The Tobacco Factory has proven time and again that great Shakespearean companies exist outside of the Royal Shakespeare Company and London. It has developed a national reputation, and its new production King Lear, directed by Andrew Hilton, uses the intimate space to immerse the audience completely in the story.
Both cast and creative decisions from the opening scene make it clear that this is to be a highly stripped back and bare production of Lear but nonetheless one that allows you to appreciate fully the exceptional performance from John Shrapnel as the flawed protagonist. The telling of the story is done with great skill. The opening scene in which we first learn of Lear's character is presented simply: Lear, his daughters, their husbands (bar Cordelia’s) and a central table. Lear values appearances and aesthetics over the real and the sincere. Shrapnel's Lear is more than used to being pandered to throughout his life, and his every whim has been indulged, resulting in fiery anger when he doesn’t get his way.
Shrapnel is compelling in how he switches suddenly into this fury, and from the beginning the audience is absorbed. The tension only builds from here on in, and, drawn out over a three-hour period, it is not only exhausting for the cast but the audience too.
I adored the presentation of Lear's three daughters, each played with enough individuality to be interesting roles in their own right as Goneril (Julia Hills) and Regan (Dorothea Myer-Bennett) can so often be indistinguishable, so alike are they in their scheming, greed and need for power.
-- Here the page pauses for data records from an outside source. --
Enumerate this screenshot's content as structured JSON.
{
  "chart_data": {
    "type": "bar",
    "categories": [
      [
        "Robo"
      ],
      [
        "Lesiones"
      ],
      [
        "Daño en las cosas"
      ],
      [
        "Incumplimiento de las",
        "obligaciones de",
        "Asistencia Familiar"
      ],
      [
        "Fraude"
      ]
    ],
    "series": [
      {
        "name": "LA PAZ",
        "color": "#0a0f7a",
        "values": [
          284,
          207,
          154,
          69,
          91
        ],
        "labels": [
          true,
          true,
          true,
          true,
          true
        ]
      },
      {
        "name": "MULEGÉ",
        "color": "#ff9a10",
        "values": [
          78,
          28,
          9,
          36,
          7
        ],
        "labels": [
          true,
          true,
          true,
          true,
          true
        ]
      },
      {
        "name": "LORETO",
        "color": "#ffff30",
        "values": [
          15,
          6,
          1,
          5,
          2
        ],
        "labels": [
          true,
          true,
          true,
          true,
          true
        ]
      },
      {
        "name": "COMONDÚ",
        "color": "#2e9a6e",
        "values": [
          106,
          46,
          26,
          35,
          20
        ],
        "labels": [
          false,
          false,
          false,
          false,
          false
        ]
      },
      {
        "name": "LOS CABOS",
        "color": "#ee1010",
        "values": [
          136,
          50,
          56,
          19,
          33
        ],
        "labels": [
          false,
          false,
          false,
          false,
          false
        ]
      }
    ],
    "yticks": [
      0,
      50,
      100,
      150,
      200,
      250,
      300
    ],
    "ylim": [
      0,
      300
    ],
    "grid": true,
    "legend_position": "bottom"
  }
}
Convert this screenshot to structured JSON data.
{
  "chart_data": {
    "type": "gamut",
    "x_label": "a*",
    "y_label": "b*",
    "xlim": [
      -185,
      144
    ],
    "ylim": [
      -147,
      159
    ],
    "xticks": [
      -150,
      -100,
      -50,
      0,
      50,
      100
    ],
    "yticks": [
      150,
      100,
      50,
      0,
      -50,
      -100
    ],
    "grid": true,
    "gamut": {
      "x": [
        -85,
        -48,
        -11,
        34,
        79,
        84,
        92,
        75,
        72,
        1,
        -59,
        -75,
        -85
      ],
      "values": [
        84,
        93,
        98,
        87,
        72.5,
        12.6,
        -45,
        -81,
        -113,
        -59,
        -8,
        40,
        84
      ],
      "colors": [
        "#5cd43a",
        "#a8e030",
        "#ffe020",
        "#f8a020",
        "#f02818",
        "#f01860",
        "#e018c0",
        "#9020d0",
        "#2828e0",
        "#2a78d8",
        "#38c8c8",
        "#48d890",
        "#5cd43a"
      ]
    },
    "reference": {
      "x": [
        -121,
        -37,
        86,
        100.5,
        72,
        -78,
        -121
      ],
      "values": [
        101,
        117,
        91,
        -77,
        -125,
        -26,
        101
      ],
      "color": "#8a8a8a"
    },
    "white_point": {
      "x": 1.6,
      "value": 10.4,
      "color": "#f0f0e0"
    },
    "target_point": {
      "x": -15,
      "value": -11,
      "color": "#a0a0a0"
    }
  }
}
Their collaboration as the play develops becomes more and more remarkable in its sinister nature. They become unrecognizable from the girls who fawned on their father's desires in scene one. The coldness with which Regan orders Kent (Simon Armstrong) to the stocks forces the audience to re-evaluate the nature of her character. Incidentally, in comparison, Armstrong's Kent is intensely likeable, providing a much needed titter against the imminent gloom.
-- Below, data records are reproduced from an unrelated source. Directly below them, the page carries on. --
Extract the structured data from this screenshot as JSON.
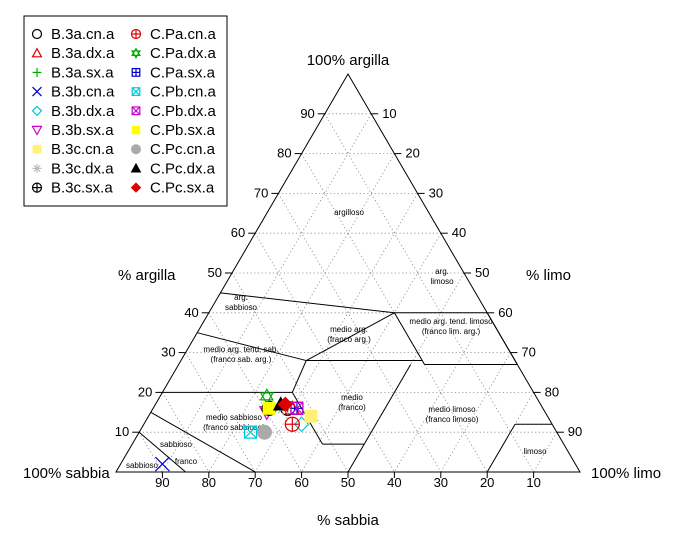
{
  "chart_data": {
    "type": "ternary-scatter",
    "axes": {
      "clay": {
        "label": "% argilla",
        "corner_label": "100% argilla"
      },
      "silt": {
        "label": "% limo",
        "corner_label": "100% limo"
      },
      "sand": {
        "label": "% sabbia",
        "corner_label": "100% sabbia"
      }
    },
    "ticks": {
      "clay": [
        "10",
        "20",
        "30",
        "40",
        "50",
        "60",
        "70",
        "80",
        "90"
      ],
      "silt": [
        "10",
        "20",
        "30",
        "40",
        "50",
        "60",
        "70",
        "80",
        "90"
      ],
      "sand": [
        "90",
        "80",
        "70",
        "60",
        "50",
        "40",
        "30",
        "20",
        "10"
      ]
    },
    "grid": true,
    "legend_position": "top-left",
    "classes": [
      {
        "lines": [
          "argilloso"
        ]
      },
      {
        "lines": [
          "arg.",
          "limoso"
        ]
      },
      {
        "lines": [
          "arg.",
          "sabbioso"
        ]
      },
      {
        "lines": [
          "medio arg.",
          "(franco arg.)"
        ]
      },
      {
        "lines": [
          "medio arg. tend. limoso",
          "(franco lim. arg.)"
        ]
      },
      {
        "lines": [
          "medio arg. tend. sab.",
          "(franco sab. arg.)"
        ]
      },
      {
        "lines": [
          "medio",
          "(franco)"
        ]
      },
      {
        "lines": [
          "medio sabbioso",
          "(franco sabbioso)"
        ]
      },
      {
        "lines": [
          "medio limoso",
          "(franco limoso)"
        ]
      },
      {
        "lines": [
          "sabbioso"
        ]
      },
      {
        "lines": [
          "franco"
        ]
      },
      {
        "lines": [
          "sabbioso"
        ]
      },
      {
        "lines": [
          "limoso"
        ]
      }
    ],
    "series": [
      {
        "name": "B.3a.cn.a",
        "marker": "circle",
        "color": "#000000",
        "points": [
          [
            55,
            29,
            16
          ]
        ]
      },
      {
        "name": "B.3a.dx.a",
        "marker": "triangle-up",
        "color": "#dd0000",
        "points": [
          [
            54,
            30,
            16
          ]
        ]
      },
      {
        "name": "B.3a.sx.a",
        "marker": "plus",
        "color": "#00aa00",
        "points": [
          [
            55,
            29,
            16
          ]
        ]
      },
      {
        "name": "B.3b.cn.a",
        "marker": "x",
        "color": "#0000cc",
        "points": [
          [
            89,
            9,
            2
          ]
        ]
      },
      {
        "name": "B.3b.dx.a",
        "marker": "diamond",
        "color": "#00c8d8",
        "points": [
          [
            54,
            34,
            12
          ]
        ]
      },
      {
        "name": "B.3b.sx.a",
        "marker": "triangle-down",
        "color": "#cc00cc",
        "points": [
          [
            60,
            25,
            15
          ]
        ]
      },
      {
        "name": "B.3c.cn.a",
        "marker": "square-filled",
        "color": "#fff176",
        "points": [
          [
            51,
            35,
            14
          ]
        ]
      },
      {
        "name": "B.3c.dx.a",
        "marker": "asterisk",
        "color": "#bbbbbb",
        "points": [
          [
            56,
            28,
            16
          ]
        ]
      },
      {
        "name": "B.3c.sx.a",
        "marker": "circle-plus",
        "color": "#000000",
        "points": [
          [
            59,
            25,
            16
          ]
        ]
      },
      {
        "name": "C.Pa.cn.a",
        "marker": "circle-plus",
        "color": "#dd0000",
        "points": [
          [
            56,
            32,
            12
          ]
        ]
      },
      {
        "name": "C.Pa.dx.a",
        "marker": "star-of-david",
        "color": "#00aa00",
        "points": [
          [
            58,
            23,
            19
          ]
        ]
      },
      {
        "name": "C.Pa.sx.a",
        "marker": "square-plus",
        "color": "#0000cc",
        "points": [
          [
            53,
            31,
            16
          ]
        ]
      },
      {
        "name": "C.Pb.cn.a",
        "marker": "square-x",
        "color": "#00c8d8",
        "points": [
          [
            66,
            24,
            10
          ]
        ]
      },
      {
        "name": "C.Pb.dx.a",
        "marker": "square-x",
        "color": "#cc00cc",
        "points": [
          [
            53,
            31,
            16
          ]
        ]
      },
      {
        "name": "C.Pb.sx.a",
        "marker": "square-filled",
        "color": "#ffff00",
        "points": [
          [
            59,
            25,
            16
          ]
        ]
      },
      {
        "name": "C.Pc.cn.a",
        "marker": "circle-filled",
        "color": "#aaaaaa",
        "points": [
          [
            63,
            27,
            10
          ]
        ]
      },
      {
        "name": "C.Pc.dx.a",
        "marker": "triangle-filled",
        "color": "#000000",
        "points": [
          [
            56,
            27,
            17
          ]
        ]
      },
      {
        "name": "C.Pc.sx.a",
        "marker": "diamond-filled",
        "color": "#dd0000",
        "points": [
          [
            55,
            28,
            17
          ]
        ]
      }
    ]
  }
}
A special mention must also go to Jack Whitam's portrayal of Edmund, who similarly lifts the first act, which is so vitally important when Hilton has created such a characteristically stripped back production. He plays on the audience’s need to sympathise and emphasise with a character when all appear so deeply flawed; we understand his need for recognition having previously only been noted for his illegitimacy.
Despite its pureness, Hilton's production is also impressive for its attention to detail. The set changes are like small bursts of choreography and all timed to precision, with a fold of a tablecloth here and a swapping of props there. The costumes visually are very pleasing to the eye but on reflection somewhat extravagant given the other surrounding creative decisions and intimacy of the space. Lear's daughters first sweep onto the stage in luxurious floor-length gowns and are laden with pearls while the men appear equally opulent.
As earlier noted, Lear's descent into further madness is incredibly powerful as he never fully recovers his sanity despite his new found appreciation of Cordelia (Eleanor Yates). The final scene, designed to rip at the heart, left most with tears in their eyes, and the space’s intimacy only heightens this experience because you are more than aware of your fellow viewer. Indeed the climax is so exhaustingly dramatic, one wonders how the cast can perform it night after night - however we should be very glad they do.